A pre-K teacher noticed that Glenn’s daughter, Arianna, was highly intelligent. She also detected some unique thought processes as Arianna started learning her letters. Following pre-K, Arianna attended a private elementary school that promised to pay keen attention to the child’s unique learning patterns.

“I found it interesting that they didn’t talk about dyslexia until they started standardized testing,” Glenn says.   

Arianna began to flounder. And when she was diagnosed with dyslexia and dysgraphia — learning disabilities that affect reading and writing — Glenn thought back to the newspaper article about the new school.

Arianna is now 10 years old and has been a student at Educational Pathways Academy (EPA) in Naples for two years.

Once a frustrated, anxious and dispassionate student, Arianna understands that she’s bright, social and inquisitive, and yes, she learns differently. Importantly, she knows she’s not alone. Her fellow students also process information differently.

“She reads now, and she wants to read,” Glenn says. “She reads billboards on road trips. She asks how words are spelled. It’s like, ‘I’m dyslexic, and that’s cool. I can see things other people can’t. Her confidence level has been remarkable.”

One song Mom and daughter like to sing on those road trips is “Good Golly, Miss Molly,” as they thank their lucky stars for Molly Arthur, the woman who made that school possible.

Arthur is one of the few graduates from the Naples schools who went off to college, taught elsewhere and came back home to put her degree to work locally. With a pre-K education emphasis, Arthur taught in Collier public and private schools.

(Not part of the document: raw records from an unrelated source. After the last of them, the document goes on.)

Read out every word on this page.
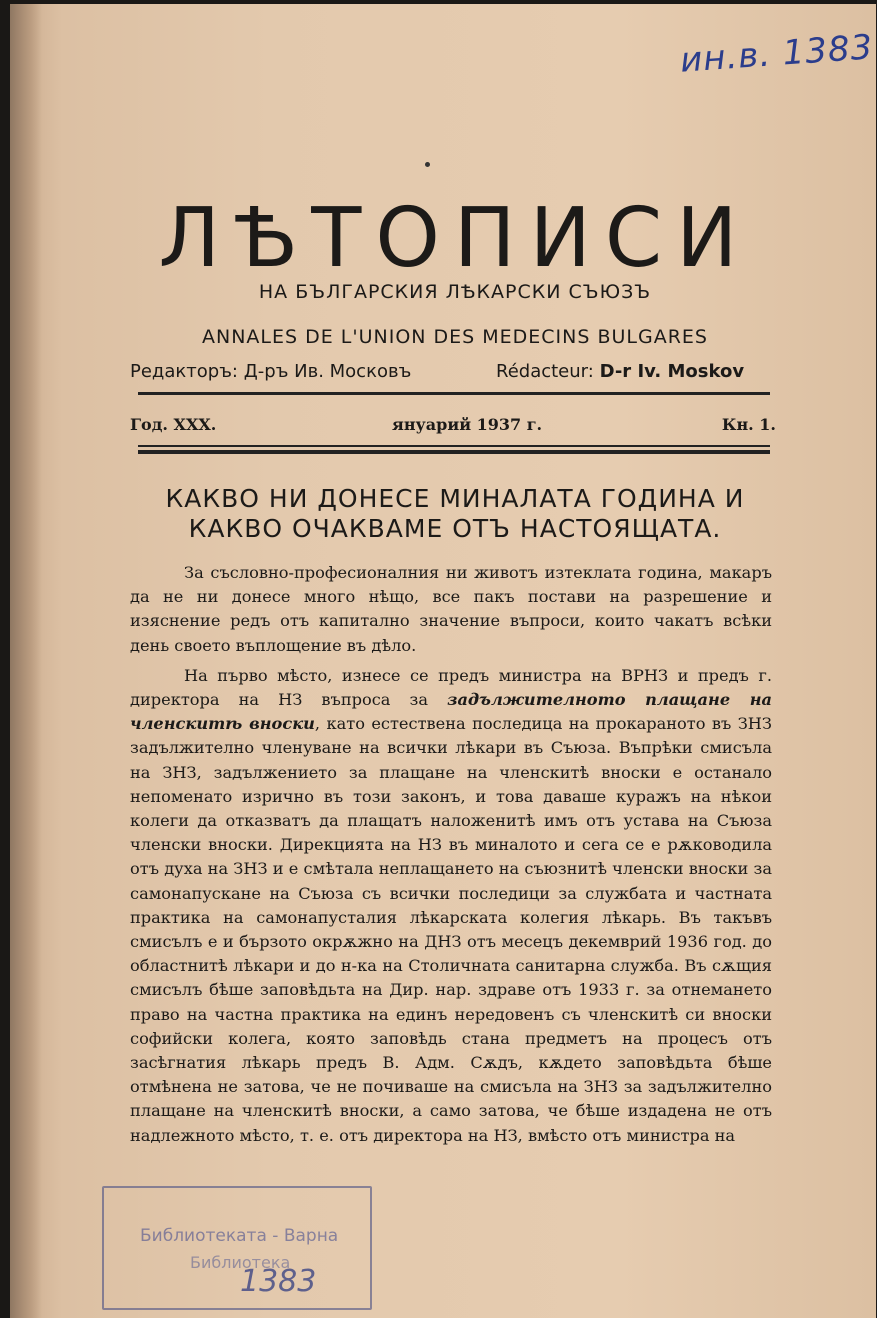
ин.в. 1383
ЛѢТОПИСИ
НА БЪЛГАРСКИЯ ЛѢКАРСКИ СЪЮЗЪ
ANNALES DE L'UNION DES MEDECINS BULGARES
Редакторъ: Д-ръ Ив. Московъ	Rédacteur: D-r Iv. Moskov
Год. XXX.	януарий 1937 г.	Кн. 1.
КАКВО НИ ДОНЕСЕ МИНАЛАТА ГОДИНА И
КАКВО ОЧАКВАМЕ ОТЪ НАСТОЯЩАТА.

За съсловно-професионалния ни животъ изтеклата година, макаръ да не ни донесе много нѣщо, все пакъ постави на разрешение и изяснение редъ отъ капитално значение въпроси, които чакатъ всѣки день своето въплощение въ дѣло.

На първо мѣсто, изнесе се предъ министра на ВРНЗ и предъ г. директора на НЗ въпроса за задължителното плащане на членскитѣ вноски, като естествена последица на прокараното въ ЗНЗ задължително членуване на всички лѣкари въ Съюза. Въпрѣки смисъла на ЗНЗ, задължението за плащане на членскитѣ вноски е останало непоменато изрично въ този законъ, и това даваше куражъ на нѣкои колеги да отказватъ да плащатъ наложенитѣ имъ отъ устава на Съюза членски вноски. Дирекцията на НЗ въ миналото и сега се е рѫководила отъ духа на ЗНЗ и е смѣтала неплащането на съюзнитѣ членски вноски за самонапускане на Съюза съ всички последици за службата и частната практика на самонапусталия лѣкарската колегия лѣкарь. Въ такъвъ смисълъ е и бързото окрѫжно на ДНЗ отъ месецъ декемврий 1936 год. до областнитѣ лѣкари и до н-ка на Столичната санитарна служба. Въ сѫщия смисълъ бѣше заповѣдьта на Дир. нар. здраве отъ 1933 г. за отнемането право на частна практика на единъ нередовенъ съ членскитѣ си вноски софийски колега, която заповѣдь стана предметъ на процесъ отъ засѣгнатия лѣкарь предъ В. Адм. Сѫдъ, кѫдето заповѣдьта бѣше отмѣнена не затова, че не почиваше на смисъла на ЗНЗ за задължително плащане на членскитѣ вноски, а само затова, че бѣше издадена не отъ надлежното мѣсто, т. е. отъ директора на НЗ, вмѣсто отъ министра на

Библиотеката - Варна
Библиотека
1383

“I kept seeing kids — about three or four out of 20 — who had reading disabilities,” she says.

In 2015, she started tutoring full time.

“One boy in particular was severely dyslexic. He became my project. I learned from him and he learned from me.”

 

And then it occurred to her: “I could do so much more if I had (these kids) full time. I couldn’t get it out of my mind.”

Two years later, she opened Educational Pathways Academy.